Skip to content

etcd — 强一致性 KV 存储

架构与 Raft 协议

etcd 是 CoreOS 开发的分布式 KV 存储,基于 Raft 协议保证强一致性,是 Kubernetes 的核心依赖。

etcd 集群(3节点):
  Node1 (Leader) ──[AppendEntries]──► Node2 (Follower)
                 ──[AppendEntries]──► Node3 (Follower)
  
  写入流程:
  1. Client 写入 Leader
  2. Leader 追加日志,广播给 Follower
  3. 多数节点(Quorum)确认后,Leader 提交
  4. 返回客户端成功
  
  读取(线性一致性):
  1. Client 读取 Leader
  2. Leader 确认自己仍是 Leader(ReadIndex 机制)
  3. 返回最新数据

Raft 选举

Term(任期):
  每次选举开始新 Term
  每个节点每个 Term 只投一票
  
选举触发:
  Follower 超过 election timeout(150~300ms)未收到心跳
  → 转为 Candidate,发起选举
  → 获得多数票 → 成为 Leader
  → 未获多数票 → 等待下次选举

基本操作

bash
# 设置键值
etcdctl put /config/db/url "jdbc:mysql://mysql:3306/orders"
etcdctl put /config/db/password "secret123"

# 读取
etcdctl get /config/db/url
etcdctl get /config/ --prefix  # 前缀查询

# 删除
etcdctl del /config/db/password

# Watch(监听变更)
etcdctl watch /config/ --prefix

# 事务(原子操作)
etcdctl txn <<EOF
compares:
  value("/lock/order") = ""
success:
  put /lock/order "node1"
failure:
  get /lock/order
EOF

Lease(租约)与分布式锁

bash
# 创建租约(TTL=30s)
LEASE_ID=$(etcdctl lease grant 30 | awk '{print $2}')

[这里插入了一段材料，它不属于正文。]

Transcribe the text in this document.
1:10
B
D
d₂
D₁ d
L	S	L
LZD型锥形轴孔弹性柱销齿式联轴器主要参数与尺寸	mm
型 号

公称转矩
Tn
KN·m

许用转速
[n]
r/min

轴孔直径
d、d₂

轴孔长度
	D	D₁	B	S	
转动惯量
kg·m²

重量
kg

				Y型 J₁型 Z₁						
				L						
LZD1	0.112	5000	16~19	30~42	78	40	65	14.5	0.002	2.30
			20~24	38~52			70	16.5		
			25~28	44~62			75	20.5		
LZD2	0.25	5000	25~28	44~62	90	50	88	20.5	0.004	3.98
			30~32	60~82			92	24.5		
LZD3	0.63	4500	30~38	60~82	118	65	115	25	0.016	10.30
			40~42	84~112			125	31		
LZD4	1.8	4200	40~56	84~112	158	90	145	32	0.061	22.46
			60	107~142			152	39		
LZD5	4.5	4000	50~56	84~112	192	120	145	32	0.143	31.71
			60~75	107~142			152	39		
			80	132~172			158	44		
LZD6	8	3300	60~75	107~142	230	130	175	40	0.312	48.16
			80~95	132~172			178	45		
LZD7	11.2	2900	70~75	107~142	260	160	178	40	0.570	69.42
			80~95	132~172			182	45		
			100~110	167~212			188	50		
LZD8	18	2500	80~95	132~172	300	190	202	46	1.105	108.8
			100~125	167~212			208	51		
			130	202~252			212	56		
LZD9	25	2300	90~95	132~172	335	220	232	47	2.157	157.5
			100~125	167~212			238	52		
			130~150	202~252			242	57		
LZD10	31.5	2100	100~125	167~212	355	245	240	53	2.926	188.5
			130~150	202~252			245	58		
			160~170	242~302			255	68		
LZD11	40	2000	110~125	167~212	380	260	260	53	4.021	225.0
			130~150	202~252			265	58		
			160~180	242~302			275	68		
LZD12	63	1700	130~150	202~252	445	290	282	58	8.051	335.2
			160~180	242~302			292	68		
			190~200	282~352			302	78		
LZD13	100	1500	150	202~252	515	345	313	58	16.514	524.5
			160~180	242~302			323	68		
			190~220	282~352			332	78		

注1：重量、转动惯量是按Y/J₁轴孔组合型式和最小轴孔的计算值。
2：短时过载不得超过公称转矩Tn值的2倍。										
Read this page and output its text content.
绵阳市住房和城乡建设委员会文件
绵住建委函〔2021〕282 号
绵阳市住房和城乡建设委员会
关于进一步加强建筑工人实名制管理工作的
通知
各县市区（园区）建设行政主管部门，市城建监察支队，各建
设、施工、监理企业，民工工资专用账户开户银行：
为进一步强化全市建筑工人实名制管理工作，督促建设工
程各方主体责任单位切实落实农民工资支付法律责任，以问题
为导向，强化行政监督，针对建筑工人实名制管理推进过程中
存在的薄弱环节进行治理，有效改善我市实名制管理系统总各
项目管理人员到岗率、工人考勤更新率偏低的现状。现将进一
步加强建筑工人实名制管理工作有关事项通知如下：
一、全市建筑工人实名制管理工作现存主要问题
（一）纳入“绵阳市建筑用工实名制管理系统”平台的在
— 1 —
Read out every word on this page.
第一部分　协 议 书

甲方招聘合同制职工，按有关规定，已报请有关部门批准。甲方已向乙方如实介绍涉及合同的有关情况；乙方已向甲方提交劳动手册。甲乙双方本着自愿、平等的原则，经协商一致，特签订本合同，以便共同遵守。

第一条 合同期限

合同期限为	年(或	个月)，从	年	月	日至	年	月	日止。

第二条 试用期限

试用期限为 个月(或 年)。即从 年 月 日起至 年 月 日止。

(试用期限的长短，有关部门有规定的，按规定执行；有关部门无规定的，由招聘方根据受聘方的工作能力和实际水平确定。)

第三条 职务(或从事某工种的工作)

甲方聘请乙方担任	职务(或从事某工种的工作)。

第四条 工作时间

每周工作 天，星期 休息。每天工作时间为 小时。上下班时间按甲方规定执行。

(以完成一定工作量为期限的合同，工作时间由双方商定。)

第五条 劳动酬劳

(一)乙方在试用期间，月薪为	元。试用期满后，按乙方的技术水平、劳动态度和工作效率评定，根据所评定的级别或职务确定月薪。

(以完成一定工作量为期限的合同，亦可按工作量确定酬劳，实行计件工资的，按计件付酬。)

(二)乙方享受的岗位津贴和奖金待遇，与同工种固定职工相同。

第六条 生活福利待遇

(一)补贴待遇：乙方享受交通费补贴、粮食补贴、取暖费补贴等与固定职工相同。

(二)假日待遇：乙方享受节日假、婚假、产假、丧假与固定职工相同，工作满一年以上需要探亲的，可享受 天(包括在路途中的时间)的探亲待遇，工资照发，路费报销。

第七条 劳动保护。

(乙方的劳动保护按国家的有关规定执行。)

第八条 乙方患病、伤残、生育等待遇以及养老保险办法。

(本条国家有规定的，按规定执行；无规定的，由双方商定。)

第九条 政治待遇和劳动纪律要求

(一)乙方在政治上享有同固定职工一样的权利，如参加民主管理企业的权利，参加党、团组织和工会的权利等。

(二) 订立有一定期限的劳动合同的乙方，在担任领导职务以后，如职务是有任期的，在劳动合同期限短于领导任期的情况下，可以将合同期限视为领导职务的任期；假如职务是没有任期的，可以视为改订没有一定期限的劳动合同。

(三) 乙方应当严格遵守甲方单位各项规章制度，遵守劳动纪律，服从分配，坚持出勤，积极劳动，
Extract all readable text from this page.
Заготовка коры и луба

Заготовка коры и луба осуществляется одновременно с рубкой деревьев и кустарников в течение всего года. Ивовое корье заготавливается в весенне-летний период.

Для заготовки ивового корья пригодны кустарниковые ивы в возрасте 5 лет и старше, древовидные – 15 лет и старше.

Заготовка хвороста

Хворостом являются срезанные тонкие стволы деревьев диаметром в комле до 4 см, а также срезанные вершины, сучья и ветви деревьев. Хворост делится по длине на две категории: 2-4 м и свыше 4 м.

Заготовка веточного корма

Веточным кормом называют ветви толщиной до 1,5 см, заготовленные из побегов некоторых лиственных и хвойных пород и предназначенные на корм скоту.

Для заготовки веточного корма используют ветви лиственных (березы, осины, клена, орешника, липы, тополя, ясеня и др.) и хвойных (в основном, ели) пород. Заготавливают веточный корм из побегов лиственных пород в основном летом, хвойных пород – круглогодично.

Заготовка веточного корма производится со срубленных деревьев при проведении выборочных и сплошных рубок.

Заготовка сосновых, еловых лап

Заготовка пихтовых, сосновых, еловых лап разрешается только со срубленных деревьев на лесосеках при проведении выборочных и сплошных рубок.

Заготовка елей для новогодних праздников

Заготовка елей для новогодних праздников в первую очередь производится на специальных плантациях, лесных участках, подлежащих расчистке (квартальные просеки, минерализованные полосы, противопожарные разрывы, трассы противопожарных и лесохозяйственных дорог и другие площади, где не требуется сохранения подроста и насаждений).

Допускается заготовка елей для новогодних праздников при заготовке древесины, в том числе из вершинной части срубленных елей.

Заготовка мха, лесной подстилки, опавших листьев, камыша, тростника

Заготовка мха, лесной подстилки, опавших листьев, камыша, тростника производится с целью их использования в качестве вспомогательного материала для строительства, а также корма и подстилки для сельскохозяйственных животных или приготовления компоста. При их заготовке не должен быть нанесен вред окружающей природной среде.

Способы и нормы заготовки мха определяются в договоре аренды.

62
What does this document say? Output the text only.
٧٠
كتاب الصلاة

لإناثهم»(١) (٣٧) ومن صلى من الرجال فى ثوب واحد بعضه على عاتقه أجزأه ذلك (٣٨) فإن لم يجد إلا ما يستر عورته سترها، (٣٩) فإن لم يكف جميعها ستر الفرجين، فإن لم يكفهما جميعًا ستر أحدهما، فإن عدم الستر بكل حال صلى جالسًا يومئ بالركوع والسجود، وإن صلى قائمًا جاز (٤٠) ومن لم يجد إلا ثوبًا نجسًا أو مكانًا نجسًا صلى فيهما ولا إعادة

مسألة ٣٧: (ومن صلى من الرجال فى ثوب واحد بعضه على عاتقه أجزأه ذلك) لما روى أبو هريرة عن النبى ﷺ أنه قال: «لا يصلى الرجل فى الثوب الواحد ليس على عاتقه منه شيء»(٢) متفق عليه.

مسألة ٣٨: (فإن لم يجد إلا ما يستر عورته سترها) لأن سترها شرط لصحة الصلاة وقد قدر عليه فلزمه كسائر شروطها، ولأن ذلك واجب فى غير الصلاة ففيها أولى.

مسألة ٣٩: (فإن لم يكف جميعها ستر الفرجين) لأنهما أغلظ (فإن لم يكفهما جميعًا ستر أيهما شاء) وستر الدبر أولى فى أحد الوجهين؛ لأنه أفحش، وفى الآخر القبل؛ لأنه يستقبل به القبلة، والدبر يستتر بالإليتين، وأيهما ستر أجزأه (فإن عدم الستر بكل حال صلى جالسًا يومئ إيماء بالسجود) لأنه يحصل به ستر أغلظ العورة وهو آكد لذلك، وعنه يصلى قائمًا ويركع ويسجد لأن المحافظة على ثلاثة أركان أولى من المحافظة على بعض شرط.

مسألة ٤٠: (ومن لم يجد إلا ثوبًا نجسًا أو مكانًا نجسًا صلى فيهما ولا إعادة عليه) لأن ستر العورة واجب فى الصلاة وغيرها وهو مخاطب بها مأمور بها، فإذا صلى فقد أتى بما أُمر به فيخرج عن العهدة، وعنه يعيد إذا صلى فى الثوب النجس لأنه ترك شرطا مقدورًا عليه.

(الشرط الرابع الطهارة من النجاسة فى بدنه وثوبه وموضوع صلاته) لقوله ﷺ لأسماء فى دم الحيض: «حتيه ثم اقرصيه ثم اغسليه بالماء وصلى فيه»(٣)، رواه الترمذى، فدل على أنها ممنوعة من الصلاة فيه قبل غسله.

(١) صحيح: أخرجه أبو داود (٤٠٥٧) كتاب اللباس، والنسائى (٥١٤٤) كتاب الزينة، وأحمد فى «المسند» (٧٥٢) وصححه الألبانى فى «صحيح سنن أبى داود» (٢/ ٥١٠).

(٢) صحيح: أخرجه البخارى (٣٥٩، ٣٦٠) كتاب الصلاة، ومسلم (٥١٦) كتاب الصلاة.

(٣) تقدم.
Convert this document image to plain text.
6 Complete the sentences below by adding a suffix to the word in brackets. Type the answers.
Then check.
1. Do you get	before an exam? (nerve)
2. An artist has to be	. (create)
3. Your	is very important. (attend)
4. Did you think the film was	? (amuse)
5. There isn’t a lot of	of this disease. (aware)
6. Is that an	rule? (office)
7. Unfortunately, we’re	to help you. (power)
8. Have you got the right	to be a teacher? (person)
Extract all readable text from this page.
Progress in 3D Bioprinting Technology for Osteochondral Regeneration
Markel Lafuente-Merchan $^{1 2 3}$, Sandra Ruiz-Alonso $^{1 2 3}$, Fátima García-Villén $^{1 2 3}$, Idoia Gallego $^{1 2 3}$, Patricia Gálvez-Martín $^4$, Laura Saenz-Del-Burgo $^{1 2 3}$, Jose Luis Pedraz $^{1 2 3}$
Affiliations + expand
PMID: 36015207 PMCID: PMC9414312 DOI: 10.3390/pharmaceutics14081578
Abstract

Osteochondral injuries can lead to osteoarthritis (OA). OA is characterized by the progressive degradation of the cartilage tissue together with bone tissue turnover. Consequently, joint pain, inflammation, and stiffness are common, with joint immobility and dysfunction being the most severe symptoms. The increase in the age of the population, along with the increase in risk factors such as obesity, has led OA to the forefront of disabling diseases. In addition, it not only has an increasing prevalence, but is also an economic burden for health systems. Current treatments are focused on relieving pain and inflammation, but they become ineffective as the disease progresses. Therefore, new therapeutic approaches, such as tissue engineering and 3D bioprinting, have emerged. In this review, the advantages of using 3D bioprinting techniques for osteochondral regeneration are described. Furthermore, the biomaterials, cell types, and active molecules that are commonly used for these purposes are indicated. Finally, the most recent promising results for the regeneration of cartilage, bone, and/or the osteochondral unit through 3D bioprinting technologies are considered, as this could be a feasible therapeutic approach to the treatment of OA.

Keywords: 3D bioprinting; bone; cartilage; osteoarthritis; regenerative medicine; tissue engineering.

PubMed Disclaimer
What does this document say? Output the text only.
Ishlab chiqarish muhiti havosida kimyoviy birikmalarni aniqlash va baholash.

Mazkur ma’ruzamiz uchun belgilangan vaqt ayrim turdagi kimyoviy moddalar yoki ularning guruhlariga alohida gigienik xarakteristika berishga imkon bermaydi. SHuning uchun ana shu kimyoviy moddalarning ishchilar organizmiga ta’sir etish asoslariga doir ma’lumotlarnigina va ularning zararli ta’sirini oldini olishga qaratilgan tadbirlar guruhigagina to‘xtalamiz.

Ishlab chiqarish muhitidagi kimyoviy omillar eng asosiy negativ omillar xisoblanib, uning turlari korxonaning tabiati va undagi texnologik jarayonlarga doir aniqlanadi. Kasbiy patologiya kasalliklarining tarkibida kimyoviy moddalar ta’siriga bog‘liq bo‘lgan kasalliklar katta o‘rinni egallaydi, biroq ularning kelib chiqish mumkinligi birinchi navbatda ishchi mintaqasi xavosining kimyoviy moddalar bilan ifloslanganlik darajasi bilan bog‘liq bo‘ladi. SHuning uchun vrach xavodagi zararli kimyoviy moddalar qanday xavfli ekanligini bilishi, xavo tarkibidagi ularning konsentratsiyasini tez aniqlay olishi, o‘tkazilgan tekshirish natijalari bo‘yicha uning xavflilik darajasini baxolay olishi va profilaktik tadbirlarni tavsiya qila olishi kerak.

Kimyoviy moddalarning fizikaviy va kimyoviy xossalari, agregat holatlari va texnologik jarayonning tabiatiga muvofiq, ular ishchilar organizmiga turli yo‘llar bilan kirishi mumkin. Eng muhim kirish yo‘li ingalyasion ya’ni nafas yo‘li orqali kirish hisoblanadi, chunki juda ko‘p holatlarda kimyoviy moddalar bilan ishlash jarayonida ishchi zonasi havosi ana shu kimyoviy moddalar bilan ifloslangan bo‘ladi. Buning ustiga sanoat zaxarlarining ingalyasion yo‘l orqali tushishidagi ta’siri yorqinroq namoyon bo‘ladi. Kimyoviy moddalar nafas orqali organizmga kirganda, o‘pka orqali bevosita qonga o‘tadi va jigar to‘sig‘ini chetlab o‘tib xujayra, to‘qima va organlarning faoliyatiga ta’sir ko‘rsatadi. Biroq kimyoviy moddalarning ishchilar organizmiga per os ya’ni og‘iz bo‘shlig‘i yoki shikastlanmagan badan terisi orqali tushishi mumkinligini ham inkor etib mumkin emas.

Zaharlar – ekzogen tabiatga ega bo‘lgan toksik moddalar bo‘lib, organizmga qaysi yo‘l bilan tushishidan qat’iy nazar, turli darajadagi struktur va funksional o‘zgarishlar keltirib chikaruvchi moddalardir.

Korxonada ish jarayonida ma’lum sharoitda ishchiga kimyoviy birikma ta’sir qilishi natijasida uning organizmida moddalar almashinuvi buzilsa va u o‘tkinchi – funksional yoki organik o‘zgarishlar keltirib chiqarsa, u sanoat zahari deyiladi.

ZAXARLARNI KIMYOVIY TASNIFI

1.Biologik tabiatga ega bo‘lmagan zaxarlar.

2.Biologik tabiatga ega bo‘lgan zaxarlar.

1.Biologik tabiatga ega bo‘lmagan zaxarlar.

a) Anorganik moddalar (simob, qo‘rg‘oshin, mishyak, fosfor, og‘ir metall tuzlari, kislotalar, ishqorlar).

# 绑定 Key 到租约(Key 随租约过期自动删除)
etcdctl put /lock/order "node1" --lease=$LEASE_ID

# 续约(保持租约活跃)
etcdctl lease keep-alive $LEASE_ID

# 撤销租约(立即删除绑定的 Key)
etcdctl lease revoke $LEASE_ID

Go 客户端实现分布式锁

go
import (
    clientv3 "go.etcd.io/etcd/client/v3"
    "go.etcd.io/etcd/client/v3/concurrency"
)

func acquireLock(client *clientv3.Client, key string) error {
    // 创建 Session(内部管理 Lease)
    session, err := concurrency.NewSession(client, concurrency.WithTTL(30))
    if err != nil {
        return err
    }
    defer session.Close()
    
    // 创建互斥锁
    mutex := concurrency.NewMutex(session, "/locks/"+key)
    
    // 加锁(阻塞直到获取)
    ctx, cancel := context.WithTimeout(context.Background(), 10*time.Second)
    defer cancel()
    
    if err := mutex.Lock(ctx); err != nil {
        return fmt.Errorf("failed to acquire lock: %w", err)
    }
    defer mutex.Unlock(context.Background())
    
    // 执行临界区操作
    doWork()
    return nil
}

Watch 机制

etcd Watch 是其核心特性,Kubernetes 的 Informer 机制基于此实现:

go
// 监听前缀下所有变更
watchChan := client.Watch(context.Background(), "/services/", clientv3.WithPrefix())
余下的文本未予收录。